Why a floor of 5% and a cap of 50%? Why not optimize purely for the highest avg_upvotes?

Because optimizing purely for the historical winner kills exploration. Once one tone gets a streak of high upvotes, a pure argmax picker would lock onto it forever and you would never discover that another tone is better suited for a sub you started posting in last month. The 5% floor guarantees every non-disabled tone gets at least 1-in-20 picks so noise eventually averages out. The 50% cap prevents the runaway winner from collapsing the distribution. These two numbers turn the picker from a greedy optimizer into a multi-armed bandit with a reasonable exploration rate.

What stops the model from inventing a tone called 'super_great' and using it for everything?

Two gates. First, the new_style block has required fields (description, example, why_existing_didnt_fit), and a registration that fails on missing fields, returning rejected to the orchestrator. Second, status starts as candidate, not active. Candidates only get the 5% floor weight regardless of how many times they 'win', so even if the model insists on its new tone every reply, the picker still sends 95% of traffic to the established baseline. A nightly promote_engagement_styles.py job graduates a candidate to active only after it accumulates real samples with a non-degenerate median. Until then it lives at the floor.

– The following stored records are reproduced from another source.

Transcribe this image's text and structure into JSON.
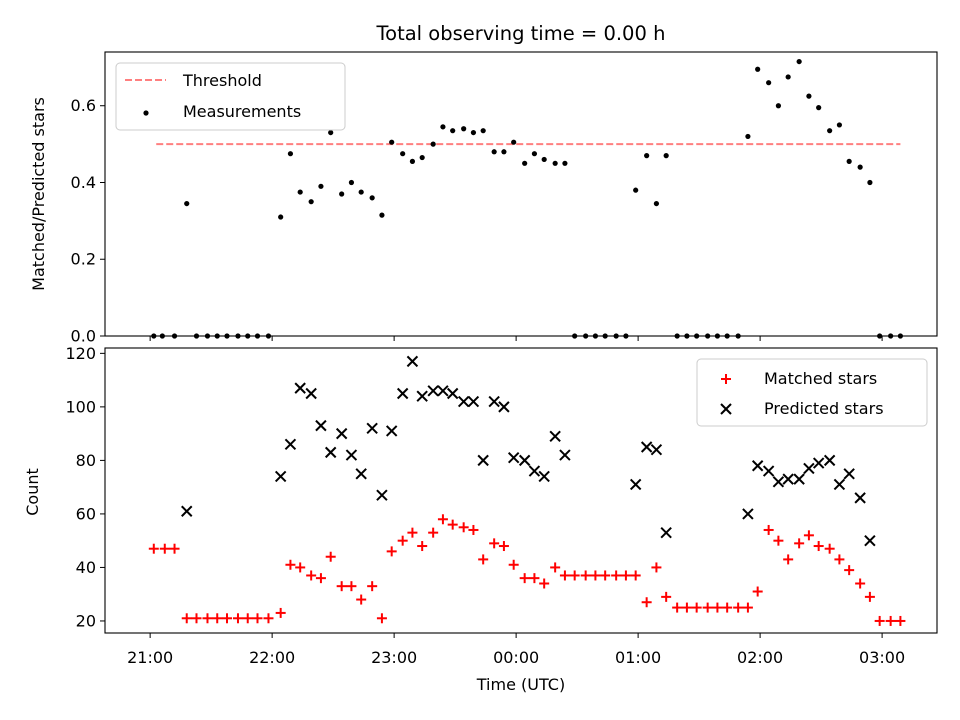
{
  "chart_data": [
    {
      "type": "scatter",
      "title": "Total observing time = 0.00 h",
      "xlabel": "",
      "ylabel": "Matched/Predicted stars",
      "ylim": [
        0,
        0.74
      ],
      "yticks": [
        0.0,
        0.2,
        0.4,
        0.6
      ],
      "ytick_labels": [
        "0.0",
        "0.2",
        "0.4",
        "0.6"
      ],
      "legend_position": "top-left",
      "threshold": {
        "name": "Threshold",
        "value": 0.5,
        "x_start": 21.05,
        "x_end": 27.15,
        "color": "#ff7f7f"
      },
      "series": [
        {
          "name": "Measurements",
          "color": "#000000",
          "x": [
            21.03,
            21.1,
            21.2,
            21.3,
            21.38,
            21.47,
            21.55,
            21.63,
            21.72,
            21.8,
            21.88,
            21.97,
            22.07,
            22.15,
            22.23,
            22.32,
            22.4,
            22.48,
            22.57,
            22.65,
            22.73,
            22.82,
            22.9,
            22.98,
            23.07,
            23.15,
            23.23,
            23.32,
            23.4,
            23.48,
            23.57,
            23.65,
            23.73,
            23.82,
            23.9,
            23.98,
            24.07,
            24.15,
            24.23,
            24.32,
            24.4,
            24.48,
            24.57,
            24.65,
            24.73,
            24.82,
            24.9,
            24.98,
            25.07,
            25.15,
            25.23,
            25.32,
            25.4,
            25.48,
            25.57,
            25.65,
            25.73,
            25.82,
            25.9,
            25.98,
            26.07,
            26.15,
            26.23,
            26.32,
            26.4,
            26.48,
            26.57,
            26.65,
            26.73,
            26.82,
            26.9,
            26.98,
            27.07,
            27.15
          ],
          "y": [
            0,
            0,
            0,
            0.345,
            0,
            0,
            0,
            0,
            0,
            0,
            0,
            0,
            0.31,
            0.475,
            0.375,
            0.35,
            0.39,
            0.53,
            0.37,
            0.4,
            0.375,
            0.36,
            0.315,
            0.505,
            0.475,
            0.455,
            0.465,
            0.5,
            0.545,
            0.535,
            0.54,
            0.53,
            0.535,
            0.48,
            0.48,
            0.505,
            0.45,
            0.475,
            0.46,
            0.45,
            0.45,
            0,
            0,
            0,
            0,
            0,
            0,
            0.38,
            0.47,
            0.345,
            0.47,
            0,
            0,
            0,
            0,
            0,
            0,
            0,
            0.52,
            0.695,
            0.66,
            0.6,
            0.675,
            0.715,
            0.625,
            0.595,
            0.535,
            0.55,
            0.455,
            0.44,
            0.4,
            0,
            0,
            0
          ]
        }
      ],
      "xticks": [
        21,
        22,
        23,
        24,
        25,
        26,
        27
      ]
    },
    {
      "type": "scatter",
      "title": "",
      "xlabel": "Time (UTC)",
      "ylabel": "Count",
      "xlim": [
        20.63,
        27.45
      ],
      "ylim": [
        15.5,
        122
      ],
      "yticks": [
        20,
        40,
        60,
        80,
        100,
        120
      ],
      "ytick_labels": [
        "20",
        "40",
        "60",
        "80",
        "100",
        "120"
      ],
      "xticks": [
        21,
        22,
        23,
        24,
        25,
        26,
        27
      ],
      "xtick_labels": [
        "21:00",
        "22:00",
        "23:00",
        "00:00",
        "01:00",
        "02:00",
        "03:00"
      ],
      "legend_position": "top-right",
      "series": [
        {
          "name": "Matched stars",
          "color": "#ff0000",
          "marker": "plus",
          "x": [
            21.03,
            21.12,
            21.2,
            21.3,
            21.38,
            21.47,
            21.55,
            21.63,
            21.72,
            21.8,
            21.88,
            21.97,
            22.07,
            22.15,
            22.23,
            22.32,
            22.4,
            22.48,
            22.57,
            22.65,
            22.73,
            22.82,
            22.9,
            22.98,
            23.07,
            23.15,
            23.23,
            23.32,
            23.4,
            23.48,
            23.57,
            23.65,
            23.73,
            23.82,
            23.9,
            23.98,
            24.07,
            24.15,
            24.23,
            24.32,
            24.4,
            24.48,
            24.57,
            24.65,
            24.73,
            24.82,
            24.9,
            24.98,
            25.07,
            25.15,
            25.23,
            25.32,
            25.4,
            25.48,
            25.57,
            25.65,
            25.73,
            25.82,
            25.9,
            25.98,
            26.07,
            26.15,
            26.23,
            26.32,
            26.4,
            26.48,
            26.57,
            26.65,
            26.73,
            26.82,
            26.9,
            26.98,
            27.07,
            27.15
          ],
          "y": [
            47,
            47,
            47,
            21,
            21,
            21,
            21,
            21,
            21,
            21,
            21,
            21,
            23,
            41,
            40,
            37,
            36,
            44,
            33,
            33,
            28,
            33,
            21,
            46,
            50,
            53,
            48,
            53,
            58,
            56,
            55,
            54,
            43,
            49,
            48,
            41,
            36,
            36,
            34,
            40,
            37,
            37,
            37,
            37,
            37,
            37,
            37,
            37,
            27,
            40,
            29,
            25,
            25,
            25,
            25,
            25,
            25,
            25,
            25,
            31,
            54,
            50,
            43,
            49,
            52,
            48,
            47,
            43,
            39,
            34,
            29,
            20,
            20,
            20
          ]
        },
        {
          "name": "Predicted stars",
          "color": "#000000",
          "marker": "x",
          "x": [
            21.3,
            22.07,
            22.15,
            22.23,
            22.32,
            22.4,
            22.48,
            22.57,
            22.65,
            22.73,
            22.82,
            22.9,
            22.98,
            23.07,
            23.15,
            23.23,
            23.32,
            23.4,
            23.48,
            23.57,
            23.65,
            23.73,
            23.82,
            23.9,
            23.98,
            24.07,
            24.15,
            24.23,
            24.32,
            24.4,
            24.98,
            25.07,
            25.15,
            25.23,
            25.9,
            25.98,
            26.07,
            26.15,
            26.23,
            26.32,
            26.4,
            26.48,
            26.57,
            26.65,
            26.73,
            26.82,
            26.9
          ],
          "y": [
            61,
            74,
            86,
            107,
            105,
            93,
            83,
            90,
            82,
            75,
            92,
            67,
            91,
            105,
            117,
            104,
            106,
            106,
            105,
            102,
            102,
            80,
            102,
            100,
            81,
            80,
            76,
            74,
            89,
            82,
            71,
            85,
            84,
            53,
            60,
            78,
            76,
            72,
            73,
            73,
            77,
            79,
            80,
            71,
            75,
            66,
            50
          ]
        }
      ]
    }
  ]
}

What is the two-lane grounding rule and why does it matter for templates?

It is the rule that prevents your auto-generated replies from making up personal anecdotes. Lane 1 is DISCLOSED STORY: the comment opens with a hedge ('hypothetically', 'imagine someone running this', 'scenario:'), and once that frame is set the model can use any specifics it wants. Lane 2 is NO FABRICATION: the comment stays first-person but every concrete detail (number, duration, headcount, place name, course name) must appear verbatim in your project's config. If a specific is not in config, the model must drop it, generalize it, or pattern-frame it ('the typical failure mode is...'). The rule outranks the 'specificity is the #1 authenticity signal' rule wherever they conflict. Without it, storyteller will happily write 'i ran 22 cameras for 8 months' on a thread about home security, which Reddit catches and downvotes within an hour.

Where do platform-specific overrides live?

PLATFORM_POLICY in scripts/engagement_styles.py. Per platform you set a never list of disallowed tones (snarky_oneliner is permanently off on professional networks; curious_probe is off on Reddit because question-form replies underperform there) and a note string that gets prepended to the prompt ('Brevity wins. 1-2 sentences max.'). The picker excludes never tones from the candidate pool entirely. Adding a platform is one dict entry plus a per-platform avg_upvotes query.

Does the picker care about which subreddit the reply is going to?

Each style declares best_in.reddit as a list of subreddit hints (critic is best in r/Entrepreneur and r/startups; pattern_recognizer is best in r/ExperiencedDevs and r/programming). Those hints surface in the prompt next to the target distribution so the model can lean toward a tone the subreddit's culture rewards even if it is not the global winner. The hints are advisory; the model can override when the specific thread breaks the subreddit's average mood.

Can I run this without writing my own picker?

Yes. The S4L repo ships the picker, the candidate registry, the nightly promoter, and the per-platform avg_upvotes query against a Postgres `posts` table. Drop in your own engagement DB or use the bundled SQLite/Postgres schema, then call get_styles_prompt(platform, context) before every reply generation. The only thing you have to wire yourself is logging each posted reply back into the same posts table with engagement_style and upvotes filled in, otherwise the picker has nothing to score.